Spanish showman Lorenzo arrives his team-mate’s home race full of confidence after a return to the top step of the podium last time out. He has lost both Spanish races this season to Rossi and is therefore hoping for payback in Italy. He rode one of the best races of his rookie season there last year and will be aiming for more of the same this time as he seeks to stay in touch with Rossi at the top of the championship at a track he loves, having won there in the 250cc class two years ago.

Lorenzo, hoping for a good battle, says:

“Misano is one of the tracks where I was very fast in the past, so I’m really looking forward to going there in such good shape. I won in 2007, the first year we went there, on my 250cc bike and last year I was not far behind Valentino in second. I am very happy that I have cut the championship lead by 25 points in just one race, but I know that the title is still very difficult. My first aim is to keep enjoying riding my bike and try to do the best I can. I hope we can be as good as last year or even better, even though I know how hard it will be the best at Valentino’s ‘house’! I hope everyone there gets to see a big battle!”

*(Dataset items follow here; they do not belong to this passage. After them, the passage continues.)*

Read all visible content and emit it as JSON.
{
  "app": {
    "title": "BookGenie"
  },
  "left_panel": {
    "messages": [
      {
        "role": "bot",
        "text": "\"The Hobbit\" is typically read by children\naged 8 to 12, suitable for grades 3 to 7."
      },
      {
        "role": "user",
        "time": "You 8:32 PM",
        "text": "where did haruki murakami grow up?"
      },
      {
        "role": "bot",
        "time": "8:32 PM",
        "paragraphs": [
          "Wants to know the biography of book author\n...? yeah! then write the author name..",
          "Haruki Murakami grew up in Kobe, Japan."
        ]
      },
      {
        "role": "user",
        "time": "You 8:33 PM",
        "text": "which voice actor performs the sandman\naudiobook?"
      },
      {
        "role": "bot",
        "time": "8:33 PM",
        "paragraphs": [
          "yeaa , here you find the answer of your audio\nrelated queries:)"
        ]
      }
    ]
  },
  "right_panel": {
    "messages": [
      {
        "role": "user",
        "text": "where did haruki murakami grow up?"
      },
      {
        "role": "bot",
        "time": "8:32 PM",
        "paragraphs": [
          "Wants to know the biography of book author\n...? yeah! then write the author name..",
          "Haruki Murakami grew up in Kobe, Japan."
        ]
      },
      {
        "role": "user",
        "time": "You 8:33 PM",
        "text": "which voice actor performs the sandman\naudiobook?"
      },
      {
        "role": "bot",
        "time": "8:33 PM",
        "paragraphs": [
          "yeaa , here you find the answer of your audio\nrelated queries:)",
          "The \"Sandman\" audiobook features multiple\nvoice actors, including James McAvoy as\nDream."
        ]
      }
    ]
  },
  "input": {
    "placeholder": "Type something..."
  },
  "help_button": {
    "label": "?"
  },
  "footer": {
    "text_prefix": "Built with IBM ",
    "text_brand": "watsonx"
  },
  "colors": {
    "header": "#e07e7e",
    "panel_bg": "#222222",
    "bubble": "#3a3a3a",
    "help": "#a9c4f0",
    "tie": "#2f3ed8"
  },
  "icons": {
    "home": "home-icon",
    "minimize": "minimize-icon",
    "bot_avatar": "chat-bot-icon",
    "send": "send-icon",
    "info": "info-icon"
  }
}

Grand Prix racing returned to Misano in 2007 after a 16-year gap, with the circuit altered to run in the opposite direction from previous years. Just a kilometre from the sea and Italy’s famous ‘east coast Riviera,’ the track sits nestled between a string of small towns and villages, which turn into one huge party zone for the thousands of fans that pack into them during the race weekend. Like Indianapolis last weekend, Misano is completely flat but the similarities end there as the Italian track is tight and twisty, with no long straights and a fairly equal balance of right and left corners, meaning an agile bike is a must.